After Lee's childhood orphanage story involved with Kenji revealed shocking as a foster brother ended, Carter brags about how his younger little brother named Perry involved with cockfighting money gambling tournaments in his own family garage that he mentioned backgroundly. Perry's own brother (James Carter) informed the police reportedly, & putting up with it. Before Lee scolds Carter to stop talking nonsense annoyingly, Perry thinks his own brother is a tattletale, only because Carter's chicken lost in the semifinals animal fighting tournament gambling challenge, but Carter is so truly seriously apathy about it any longer.

Personality[]

He wields a dry sense of humor but Inspector Lee doesn’t have time for shenanigans when Soo-Yung’s life is at stake.

Trivia[]

  • Lee is named after Bruce Lee, this is a homage to another Warner Brothers blockbuster film that Rush Hour takes inspiration from which is Enter the Dragon (1973), a young Jackie Chan was only an extra in that movie.
  • Carter always blames Lee for their mishaps telling him "It's your fault", though Lee doesn't seem to care because he lets more important things worry him than Carter's petty ways.
  • Jackie Chan was almost killed filming the scene where he is almost crushed by metal boxes. They slammed together about a quarter of a second after his head was clear.
  • Lee thought that his father was killed in the line of duty, but it turns out he was murdered by his own partner Ricky Tan, after he discovered Tan betrayed the police to work for the Triads.
  • During the bomb scene where Lee and Carter tried to get rid of the bomb, they run up the stairwell. When Carter says "Where?", Lee says "roof! roof!", with his reference being related to a barking of a dog.
  • Lee (Jackie Chan) is taken to Grauman's Chinese Theater by Carter (Chris Tucker). In 2013, Chan had his own hand and footprints placed at the same theater.
  • Lee's father's death was reference to how his father died in the film Shanghai Knights (his role as Chon Wang) which both the antagonists of Rush Hour 2 (Ricky Tan) and Shanghai Knights (Rathbone) wanted to say how his father died.
  • Lee taking Carter's gun (as if taking a gun from a suspect) was the same move Carter had done on one of Juntao's men. In an earlier scene they had practiced doing it to each other.
  • In the films, Lee's first name is Yan Naing. In the television series however, his name is Jonathan, because Jon Foo the actor who portrays Lee is Asian-Caucasian.
  • In Rush Hour 3 Carter refers to himself as a Detective when demoted to a patrolman but Lee never refers to himself as a Chief Inspector when demoted to a Detective Inspector. Agent Sterling at the end of Rush Hour 2 refers to Lee as a Detective even though he had been referred to as Chief Inspector by Captain Chin earlier in the film.
  • In all of the Rush Hour films, Lee has fired his gun only twice, this being a shot fired at a pole beside Kenji while attempting to escape Lee's custody, and the other being an accidental bullet to Genevieve's arm in an attempt to save her from Jasmine.
  • Brett Ratner was a big fan of Jackie Chan's Hong Kong movies. He felt that American audiences would not be familiar with the jokes in Jackie's other movies, and deliberately re-used some of his gags.

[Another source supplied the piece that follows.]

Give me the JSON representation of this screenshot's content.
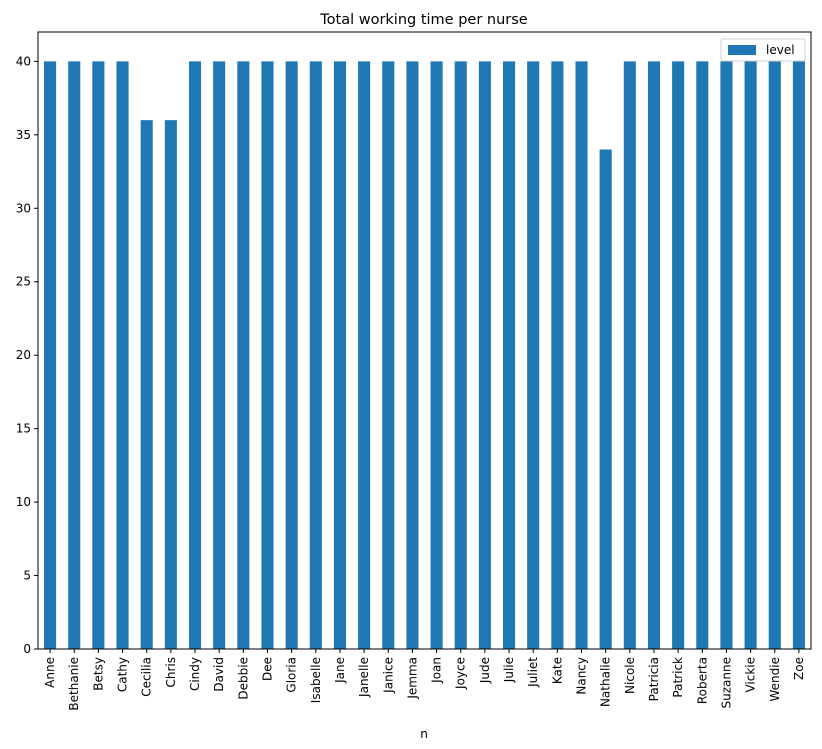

For example, the scene where Inspector Lee accidentally grabs Johnson's (Elizabeth Peña's) breasts is a reference to Jackie Chan's film Mr. Nice Guy (1997).
  • According to director Brett Ratner, this movie was the first movie to be released in the U.S. featuring Jackie Chan in an English-speaking role without any kind of dubbing. According to Ratner, before this movie, Chan always had his voice dubbed over in his English-speaking roles because of his uncertainty in speaking the language. For this movie, however, Ratner convinced him to forgo the dubbing, as it would lend to the authenticity of his character.